76º ~ "rain-cooled" but so far no rain, it surrounds us even as it refuses to fall on this particular patch of dirt, I search the radar and fume...5 minutes lapse and aha!  it rains!...ack, it stalls out...and stops...the wicked witch of the weather, she toys with me ... and now, the sun returns to steam us all


This morning, I spent some time with Bernadette Geyer's The Scabbard of Her Throat (The Word Works, 2013). Bernadette and I first met, briefly, at AWP several years ago, and had a chance to cement a friendship over a pre-reading dinner at this year's conference, where The Scabbard of Her Throat debuted.

This book is filled with delicate poems that seem, on the surface, full of fragility.  It is only as they accrue that the strength emerges.  Here are poems of girl, woman, wife, mother, and widow, poems that confront fairy tale myths and expose the pain and the joy of living.  Divided into four sections, each section begins with a sonnet "Thumbelina's Mother Speaks," and each sonnet is addressed to someone different from the tale: Thumbelina herself, the Witch, the Toad's Mother, and Hans Christian Anderson.  In these re-tellings and new explorations, Bernadette sets the stage for the rest of the poems in each section, poems of nature's threat (a wasp kills a cicada, a gust of wind nearly capsizes a boat, clouds descend and obscure, etc.) and poems of love (intimate love, familial love, and love of self).
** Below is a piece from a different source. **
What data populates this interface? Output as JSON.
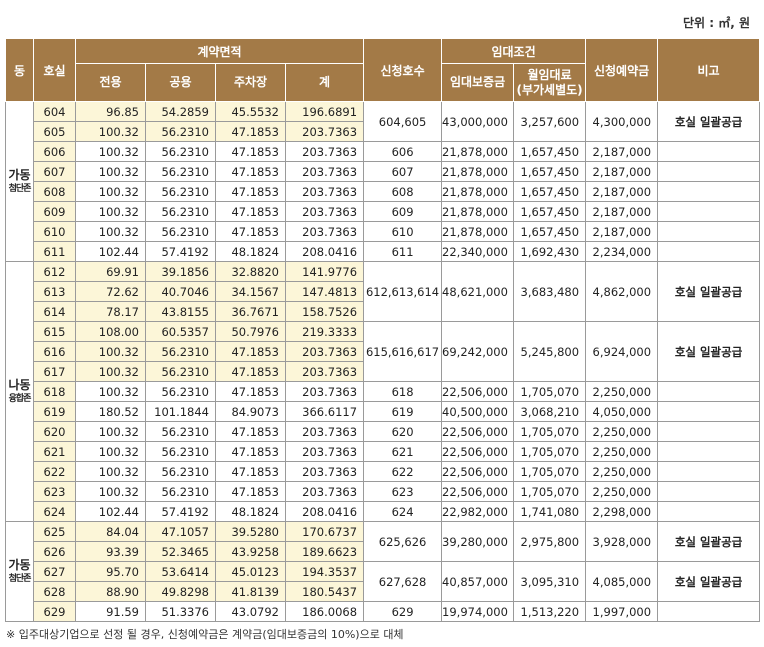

As I set out to crack the book open, I paused to absorb the title of the book again.  Scabbard: a sheath for a sword.  And this, as in "her throat."  I found myself transfixed by the implications of this connection, of all the dangerous things a woman might consume, of how this implied language trapped, scarred, or sliced, of how we are impressed by the sword swallower's skill and magic, and how women are often like this, but in the every day mundane.  In fact, the title of the book comes from the poem "The Sword Swallower Finds a New Calling," which begins:

She swallows stones, now --
throat like a creek bed.
Started with pebbles. Palmed
several to warm them
before she plucked one ...

It is not much of a leap to think of all the metaphorical stones, those heavy life lessons, we are all forced to swallow, and unlike the sword, not so easily removed.  While there are these poems from the world of Thumbelina and from the world of magic (a la the sword swallower), the vast majority of the poems arrive directly from the every day world and what it offers us (good, bad, and in between).  One such example comes from the poem "Echo," about an echocardiogram.  Here is the opening:

It's like she said Here, have some pain,
and when I adjusted to that she said Here

have some more, ratcheting up
the transducer's pressure against my chest

to find not just my heart, but each valve --

In these poems of the every day, Bernadette approaches life with the keen observant eye I look for, I hope for, whenever I read poetry.  She lets nothing slide and confronts this mad, chaotic world head on, eyes and heart at the ready.


2 comments:

Jeannine said...

Sounds fantastic! Now I want to get my hands on it! Thanks for the write-up!

Sandy Longhorn said...

Let me know what you think, Jeannine.